2. ALAN YAZIN TARAMASI VE İLGİLİ ARAŞTIRMALAR

2.2. Üstün Yetenekli Çocuk Kavramı, Tespitte Kullanılan Ölçütler ve Üstün

2.2.6. Üstün yetenekli öğrencilerin eğitimi ve bu eğitimi etkileyen faktörler

2.2.6.1. İlgili yayın ve araştırmalar

Üstün yetenekliler konusunda en önemli çalışmalardan birini ABD’li psikolog Terman yapmıştır. Terman araştırmalarına 1921’de başlamıştır. Araştırmanın ana amacı, üstün yetenekli (zekâlı) çocukların ayrımını yapabilmek ve onların daha sonraki gelişimlerini takip edebilmek için üstün yetenekli çocukların fiziksel, zihinsel ve kişisel özelliklerinin farkına varabilmektir. Bu araştırma için Kaliforniya’da 250.000 öğrencilik bir grup taranmıştır. Terman, öğretmenlere hangi öğrencinin üstün bir zekâya sahip olduğunu sormuştur. Daha sonra bu öğrenciler bir dizi genel zekâ testinden geçirilmişler ve en yüksek alan öğrenciler ikinci olarak kapsamı daraltılmış bir testten, daha sonra bu testi de geçenler bireysel olarak Stanford Binet testine alınmışlardır. Sonuç olarak, 1528 üstün zekâlı çocuk tespit edilmiştir. Terman, tespit ettiği öğrencileri, 1945 yılına kadar izleyip düzenli aralıklarla değerlendirmiş okul ve normal yaşamlarını incelemiştir. Bu bulgularını da 1947 yılında dört ciltlik bir kitap halinde yayınlamıştır (106. Avrupa Semineri 2004).

Araştırmanın sonuçları, eğitimlerinde hızlandırma uygulamalarına tabi tutulan üstün zekâlı öğrencilerin hızlandırılmayan üstün zekâlı öğrencilerden daha başarılı olduklarını göstermektir.

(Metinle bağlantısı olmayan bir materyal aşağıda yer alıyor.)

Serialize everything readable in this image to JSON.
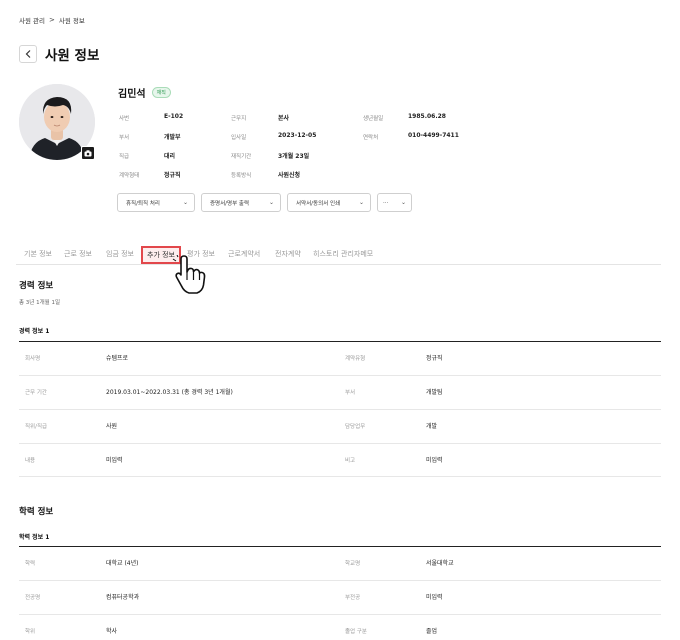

Üstün zekâlı öğrencinin hızlandırma uygulamasından faydalanabilmesi için zihinsel, sosyal ve duygusal gelişim düzeyinin mutlak surette buna hazır olması ve öğrencinin bu uygulamaya müdahil olmayı arzu etmesi gerekmektedir. Konunun yurt dışında da az ele alınması dikkat çekicidir. Fen ve Matematik alanlarına yönelik çalışmalar sıkça yapılmıştır.Üstün zekâlı öğrencilerin sosyo-duygusal gelişimleri kıyaslandığında ise aralarında anlamlı farklar fark edilememiştir. Keating ve Stanley (1972), fen bilimleri ve matematik alanında üstün yetenekli olduğu standart testlerde tanılanmış bireylerle yapılan ve 9 farklı eğitimsel alternatifi içeren eğitim programının bireylerin başarılarına olan etkilerini aktardıkları bir çalışma gerçekleştirmişlerdir. Fen bilimleri ve matematik alanında tanılanan bu bireyler ikinci kademe öğrencileridir ve eğitim programlarının her aşamasında ileri dersler ve yerleştirmeler kullanılmıştır. Araştırmacılar öğrencilerin standardize testlerde gösterdikleri başarılar doğrultusunda irdelemeler yapmış ve öğrenciler için getirilen

önerileri aktarmışlardır. Tür (1979), ilkokul öğrencilerinin yaratıcılık, zekâ ve akademik başarıları arasındaki ilişkileri incelediği çalışmasında, zekâ-yaratıcılık ve yaratıcılık- akademik başarı arasında anlamlı bir farklılık bulunmamış, ancak zekâ-akademik başarı arasında yüksek oranda anlamlı bir ilişki olduğu bulunmuştur. Ataman (1984) “Ankara

İli Resmi Şehir İlkokullarındaki Üstün Yetenekli Çocukların Fiziksel Gelişim Özelliklerinin Değerlendirilmesi” çalışmasının bulgularına göre, üstün yetenekli

çocukların aynı yaştaki normal ve normalaltı çocuklarla ölçümü yapılan fiziksel özellikleri açısından üst değerler sağladıkları görülmüştür. Davaslıgil (1990) “Üstün Çocuklar” çalışmasının sonucunda, üstün yetenekli çocuğun topluma yararlı bir üretkenlik içinde olmasının sadece kendi gizilgücüne bağlı olmadığı gereksinimlerine duyarlı bir aile ortamına da ihtiyaç duyduğu dile getirilmiştir. Akarsu (1991) “Enderun:

Üstün yetenekliler İçin Saray Okulu” isimli çalışmasının sonucunda, Enderun okulunun

sahip olduğu karakteristik özellikler şu şekilde ifade edilmiştir: • Öğrenilen beceri ve yeteneklerine göre seçim yapılması,

• Özgürlükçü sanat, beden eğitimi ve meslek eğitiminden oluşan iyi dengelenmiş bir müfredata sahip olması,

• Bedenin sistemli ve uzun dönemli eğitimi; fiziksel gelişmede yüksek standartlarda olması,

• Müziğe verilen önem, özellikle koro müziği, müzik ve matematiğin entegre edilmesi,

• Öğrencilerin konu seçiminde eğilimlerine uygun tercihlere fırsat verilmesi, • Öğrenim ve yaşanan çevrenin bir araya getirilerek, bütünleştirilmesi,

• Ceza ve ödülden oluşan, iyi şekilde yerleştirilmiş bir değer (liyakat) sisteminin olması.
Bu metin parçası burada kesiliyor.